その上、聖白竜を従えて〝世界樹の騎士〟となり。
ジョカ家の血統固有スキルを継承し。
最後には人竜と魔王の力すらもその身に宿して。
ーーー対魔王戦の立役者となった、17歳の少女。
それがどれほどとてつもない事なのか、彼女に自覚はなさそうだが……日を追うごとに、レヴィの名声は王都の中で、冒険者の間で高まり続けている。

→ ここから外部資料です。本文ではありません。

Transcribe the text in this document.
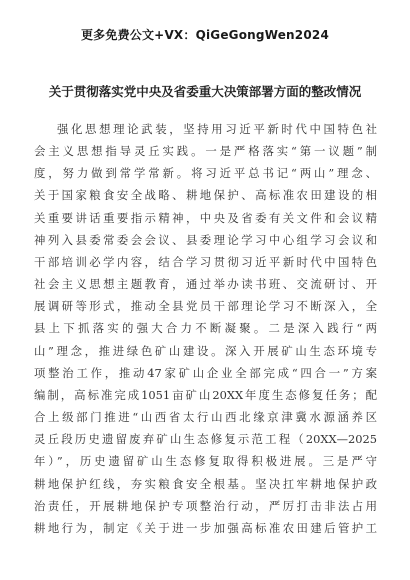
更多免费公文+VX：QiGeGongWen2024
关于贯彻落实党中央及省委重大决策部署方面的整改情况
强化思想理论武装，坚持用习近平新时代中国特色社
会主义思想指导灵丘实践。一是严格落实“第一议题”制
度，努力做到常学常新。将习近平总书记“两山”理念、
关于国家粮食安全战略、耕地保护、高标准农田建设的相
关重要讲话重要指示精神，中央及省委有关文件和会议精
神列入县委常委会会议、县委理论学习中心组学习会议和
干部培训必学内容，结合学习贯彻习近平新时代中国特色
社会主义思想主题教育，通过举办读书班、交流研讨、开
展调研等形式，推动全县党员干部理论学习不断深入，全
县上下抓落实的强大合力不断凝聚。二是深入践行“两
山”理念，推进绿色矿山建设。深入开展矿山生态环境专
项整治工作，推动47家矿山企业全部完成“四合一”方案
编制，高标准完成1051亩矿山20XX年度生态修复任务；配
合上级部门推进“山西省太行山西北缘京津冀水源涵养区
灵丘段历史遗留废弃矿山生态修复示范工程（20XX—2025
年）”，历史遗留矿山生态修复取得积极进展。三是严守
耕地保护红线，夯实粮食安全根基。坚决扛牢耕地保护政
治责任，开展耕地保护专项整治行动，严厉打击非法占用
耕地行为，制定《关于进一步加强高标准农田建后管护工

クシナダに侍従服を着せられて呼子をしていた可愛らしい姿すら、その日の夜には酒の肴として、人々の口の端に上るほどに。
「何から卒業するの?」
「お前はもう見習いに収まっていていい人間ではない。事務処理の知識も、危機管理の能力も、最低限教えた。そして、こと戦闘に関しては、もう教えることはない」
クトーが、トン、と手にした【死竜の杖】で地面を叩くと、草が成長して花が咲き乱れる。
カトレアのーーートゥスが『ハヤメ』と呼んだ花が。
クトー自身が愛用している香り袋と同様の匂い が、辺りに満ちる。
「お前はもう、好きに生きて良い。それだけの力を手にしたからな。冒険者として、名声を得て、世界を巡るのが夢だったんだろう? ……卒業試験の内容は、二対二の戦闘だ」
「腕が鳴るなァ。手加減はしねーぜ?」
嬉しそうに笑みを浮かべたリュウも【真竜の大剣】を取り出して、肩に担ぎ上げた。
借金もなく、保護されるだけではなくなった彼女を縛るものはもう、ないのだ。
クトーは、ぽかんとしているレヴィに向けて、軽く杖に左手を添えて半身に構える。